Photo by Janet Barnett/Gazette Packet
It was April 23, 1897, and the front page of newspapers across the region carried the news of the latest lynching in the area – the slaying of 18-year-old Joseph McCoy, who had been accused of assaulting the 9-year-old daughter of his employer.
An angry crowd had breached the police station jail, located at the site of today’s City Hall, and dragged McCoy out of the station house to the intersection of Cameron and Lee streets. It was there that they put a rope around his neck.
“Hanged by a mob,” read the headline in the Alexandria Gazette. “The righteous indignation of old Alexandria was aroused last night ... and as a result Joseph McCoy, a negro ravisher, was strung up to a lamp post, bullets sent into his body, his head split open with an axe and other indignities heaped upon his quivering remains.”
McCoy’s death was one of two documented lynchings in Alexandria, out of 11 that occurred in Northern Virginia, and among the 100 documented lynchings that occurred in the Commonwealth between 1882 and 1968.
Though hundreds of Alexandria residents witnessed the event, no one was ever charged in McCoy’s murder.
On April 23, 124 years later, the city unveiled a remembrance marker at the site of McCoy’s death as part of the Alexandria Equal Justice Institute Community Remembrance Project.
As part of the project, City Hall, Carlyle House, and the George Washington Masonic Memorial were illuminated in purple, the color of mourning, throughout the weekend in a show of belated accountability, reconciliation and honor for McCoy.

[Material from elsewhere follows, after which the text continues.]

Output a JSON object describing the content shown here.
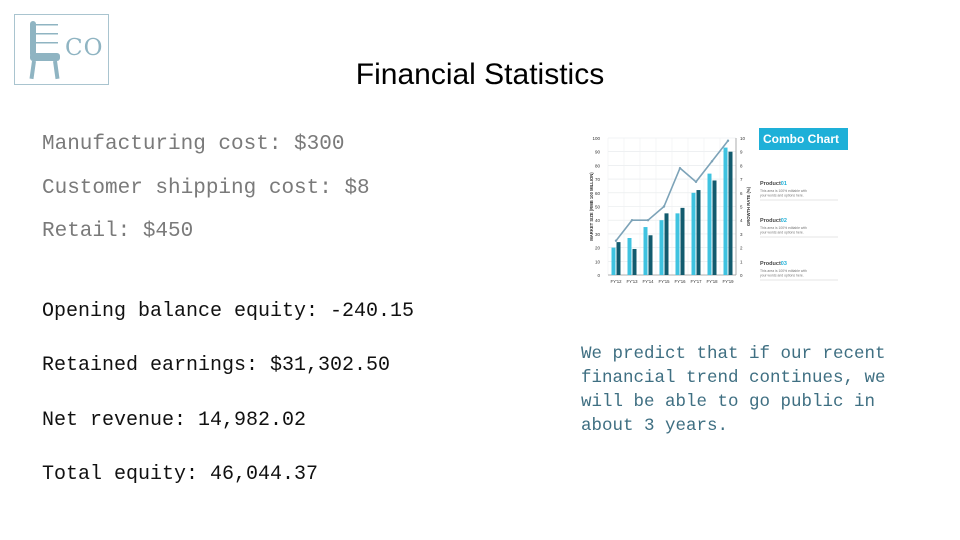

The marker reads in part: “Virginia Governor Charles O’Ferrall launched an investigation into the lynching. He laid blame on Alexandria Mayor Luther Thompson for failing to respond to repeated attacks despite knowing the mob intended to lynch McCoy. No officials or law enforcement officers were held accountable and no members of the white mob were ever arrested for McCoy’s murder. Several Black men, however, were arrested based on rumors of retaliation.”
Participants in the April 23 ceremony included Mayor Justin Wilson, Police Chief Michael Brown, Alexandria Poet Laurent KaNikki Jakarta, Rev. Professor Quandricos B. Driskell of Beulah Baptist Church and Beth El Hebrew Congregation Rabbi David Spinrad. Soloist Tanya Wilkins performed at the event.